Conn. School District Sued Over Megachurch Selection

Americans United for Separation of Church and State, the American Civil Liberties Union, and the ACLU of Connecticut have filed a lawsuit in federal court over a public school district's decision to hold this year's graduation ceremonies in a Christian megachurch.

The groups, which filed suit Wednesday on behalf of two Enfield High School seniors and three parents, are charging that the Enfield Public Schools' decision to hold their graduation ceremonies at First Cathedral in Bloomfield "excessively entangle[s]" the district with religion and is – for a number of reasons – in violation of the Establishment Clause of the Constitution.

"Public school students have a right to attend their graduation without feeling like they're taking part in a religious service," says the Rev. Barry W. Lynn, executive director of Americans United. "The use of a church for this important milestone is clearly inappropriate."

The American Center for Law and Justice, which is defending the district, however, insists that the use of First Cathedral, also known as the First Baptist Church of Hartford, does not constitute a violation of the Establishment Clause.

It says the main reason the Enfield School District chose to hold graduation at First Cathedral was financial. The church, ACLJ argues, is $8,000 to $40,000 cheaper than holding graduations at comparable facilities – a claim that AU rejects.

The Baptist megachurch also reportedly provides "the best amenities," including ample seating and parking, advanced audio visual capabilities and "general comfort for graduates and their families."

Furthermore, student support for the cathedral venue was found to be very strong. Student Board of Education representatives from both Enfield and Fermi High School stated that, after polling their fellow classmates, the vast majority wanted graduation to be held at the church. Also, students at both high schools signed a petition in support of the church venue.

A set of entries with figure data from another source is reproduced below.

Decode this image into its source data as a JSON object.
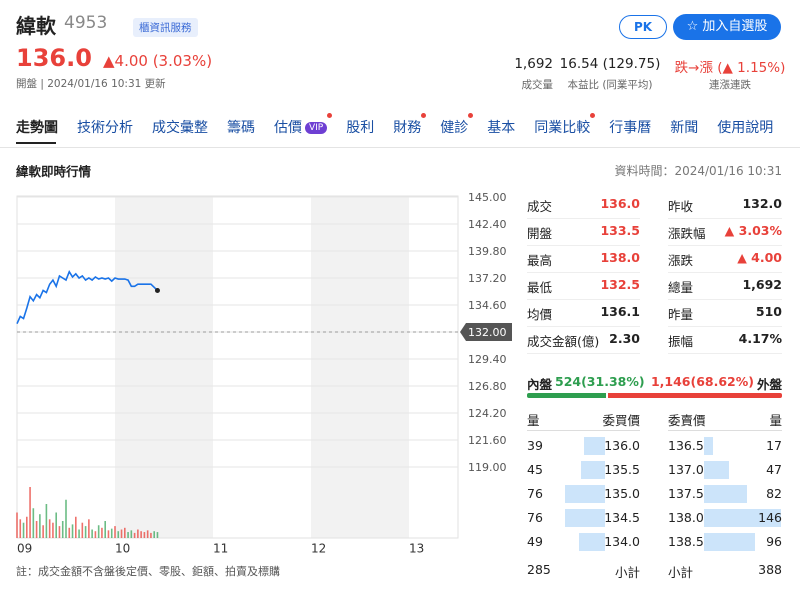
{
  "header": {
    "name": "緯軟",
    "code": "4953",
    "badge": "櫃資訊服務",
    "pk_button": "PK",
    "watch_button": "加入自選股",
    "price": "136.0",
    "change": "▲4.00 (3.03%)",
    "update": "開盤 | 2024/01/16 10:31 更新",
    "stats": [
      {
        "value": "1,692",
        "label": "成交量"
      },
      {
        "value": "16.54 (129.75)",
        "label": "本益比 (同業平均)"
      },
      {
        "value": "跌→漲 (▲ 1.15%)",
        "label": "連漲連跌",
        "color": "#e8413a"
      }
    ]
  },
  "tabs": [
    {
      "label": "走勢圖",
      "active": true
    },
    {
      "label": "技術分析"
    },
    {
      "label": "成交彙整"
    },
    {
      "label": "籌碼"
    },
    {
      "label": "估價",
      "badge": "VIP",
      "dot": true
    },
    {
      "label": "股利"
    },
    {
      "label": "財務",
      "dot": true
    },
    {
      "label": "健診",
      "dot": true
    },
    {
      "label": "基本"
    },
    {
      "label": "同業比較",
      "dot": true
    },
    {
      "label": "行事曆"
    },
    {
      "label": "新聞"
    },
    {
      "label": "使用說明"
    }
  ],
  "section": {
    "title": "緯軟即時行情",
    "time": "資料時間：2024/01/16 10:31"
  },
  "chart_data": {
    "type": "line",
    "x": [
      0,
      2,
      4,
      6,
      8,
      10,
      12,
      14,
      16,
      18,
      20,
      22,
      24,
      26,
      28,
      30,
      32,
      34,
      36,
      38,
      40,
      42,
      44,
      46,
      48,
      50,
      52,
      54,
      56,
      58,
      60,
      62,
      64,
      66,
      68,
      70,
      72,
      74,
      76,
      78,
      80,
      82,
      84,
      86
    ],
    "series": [
      {
        "name": "成交",
        "color": "#1a73e8",
        "values": [
          132.8,
          133.5,
          133.3,
          134.3,
          135.4,
          135.0,
          135.6,
          135.3,
          136.0,
          135.8,
          136.6,
          137.0,
          136.4,
          137.4,
          137.2,
          137.0,
          137.8,
          137.3,
          137.6,
          137.2,
          137.4,
          137.0,
          137.2,
          137.0,
          137.3,
          137.1,
          137.2,
          137.1,
          137.2,
          136.9,
          137.2,
          137.1,
          137.1,
          137.1,
          137.0,
          136.4,
          136.4,
          136.6,
          136.6,
          136.6,
          136.6,
          136.6,
          136.3,
          136.0
        ]
      },
      {
        "name": "成交量",
        "axis": "y2",
        "up_color": "#e8413a",
        "down_color": "#3ba55c",
        "values": [
          30,
          22,
          18,
          25,
          60,
          35,
          20,
          28,
          15,
          40,
          22,
          18,
          30,
          14,
          20,
          45,
          12,
          16,
          25,
          10,
          18,
          14,
          22,
          10,
          8,
          15,
          12,
          20,
          9,
          11,
          14,
          8,
          10,
          12,
          7,
          9,
          6,
          10,
          8,
          7,
          9,
          6,
          8,
          7
        ]
      }
    ],
    "xlim": [
      0,
      270
    ],
    "xticks": [
      {
        "value": 0,
        "label": "09"
      },
      {
        "value": 60,
        "label": "10"
      },
      {
        "value": 120,
        "label": "11"
      },
      {
        "value": 180,
        "label": "12"
      },
      {
        "value": 240,
        "label": "13"
      }
    ],
    "ylim": [
      119,
      145
    ],
    "yticks": [
      {
        "value": 145,
        "label": "145.00"
      },
      {
        "value": 142.4,
        "label": "142.40"
      },
      {
        "value": 139.8,
        "label": "139.80"
      },
      {
        "value": 137.2,
        "label": "137.20"
      },
      {
        "value": 134.6,
        "label": "134.60"
      },
      {
        "value": 132,
        "label": "132.00"
      },
      {
        "value": 129.4,
        "label": "129.40"
      },
      {
        "value": 126.8,
        "label": "126.80"
      },
      {
        "value": 124.2,
        "label": "124.20"
      },
      {
        "value": 121.6,
        "label": "121.60"
      },
      {
        "value": 119,
        "label": "119.00"
      }
    ],
    "reference": 132,
    "y2lim": [
      0,
      80
    ],
    "grid": true
  },
  "quote": {
    "rows": [
      [
        {
          "label": "成交",
          "value": "136.0",
          "color": "#e8413a"
        },
        {
          "label": "昨收",
          "value": "132.0"
        }
      ],
      [
        {
          "label": "開盤",
          "value": "133.5",
          "color": "#e8413a"
        },
        {
          "label": "漲跌幅",
          "value": "▲ 3.03%",
          "color": "#e8413a"
        }
      ],
      [
        {
          "label": "最高",
          "value": "138.0",
          "color": "#e8413a"
        },
        {
          "label": "漲跌",
          "value": "▲ 4.00",
          "color": "#e8413a"
        }
      ],
      [
        {
          "label": "最低",
          "value": "132.5",
          "color": "#e8413a"
        },
        {
          "label": "總量",
          "value": "1,692"
        }
      ],
      [
        {
          "label": "均價",
          "value": "136.1"
        },
        {
          "label": "昨量",
          "value": "510"
        }
      ],
      [
        {
          "label": "成交金額(億)",
          "value": "2.30"
        },
        {
          "label": "振幅",
          "value": "4.17%"
        }
      ]
    ]
  },
  "inout": {
    "inner_label": "內盤",
    "inner": "524(31.38%)",
    "inner_pct": 31.38,
    "outer": "1,146(68.62%)",
    "outer_pct": 68.62,
    "outer_label": "外盤"
  },
  "order_book": {
    "headers": [
      "量",
      "委買價",
      "委賣價",
      "量"
    ],
    "bids": [
      {
        "qty": 39,
        "price": "136.0"
      },
      {
        "qty": 45,
        "price": "135.5"
      },
      {
        "qty": 76,
        "price": "135.0"
      },
      {
        "qty": 76,
        "price": "134.5"
      },
      {
        "qty": 49,
        "price": "134.0"
      }
    ],
    "asks": [
      {
        "price": "136.5",
        "qty": 17
      },
      {
        "price": "137.0",
        "qty": 47
      },
      {
        "price": "137.5",
        "qty": 82
      },
      {
        "price": "138.0",
        "qty": 146
      },
      {
        "price": "138.5",
        "qty": 96
      }
    ],
    "bid_total": 285,
    "subtotal_label": "小計",
    "ask_total": 388
  },
  "footnote": "註：成交金額不含盤後定價、零股、鉅額、拍賣及標購"
}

"The law in this area is clear and well established and the United States Supreme Court has decided numerous cases involving public schools and the Establishment Clause," says ACLJ Senior Counsel Vince McCarthy, representing the school district. "Once again, those seeking to marginalize religion in America have turned the clearly secular use of a religious building into needless litigation."

According to the Establishment Clause of the U.S. Constitution's First Amendment, "Congress shall make no law respecting an establishment of religion." The prohibition, through the Due Process Clause of the U.S. Constitution's Fourteenth Amendment, applies to the official acts of local governmental entities, including public schools.

The case is Does v. Enfield Public Schools.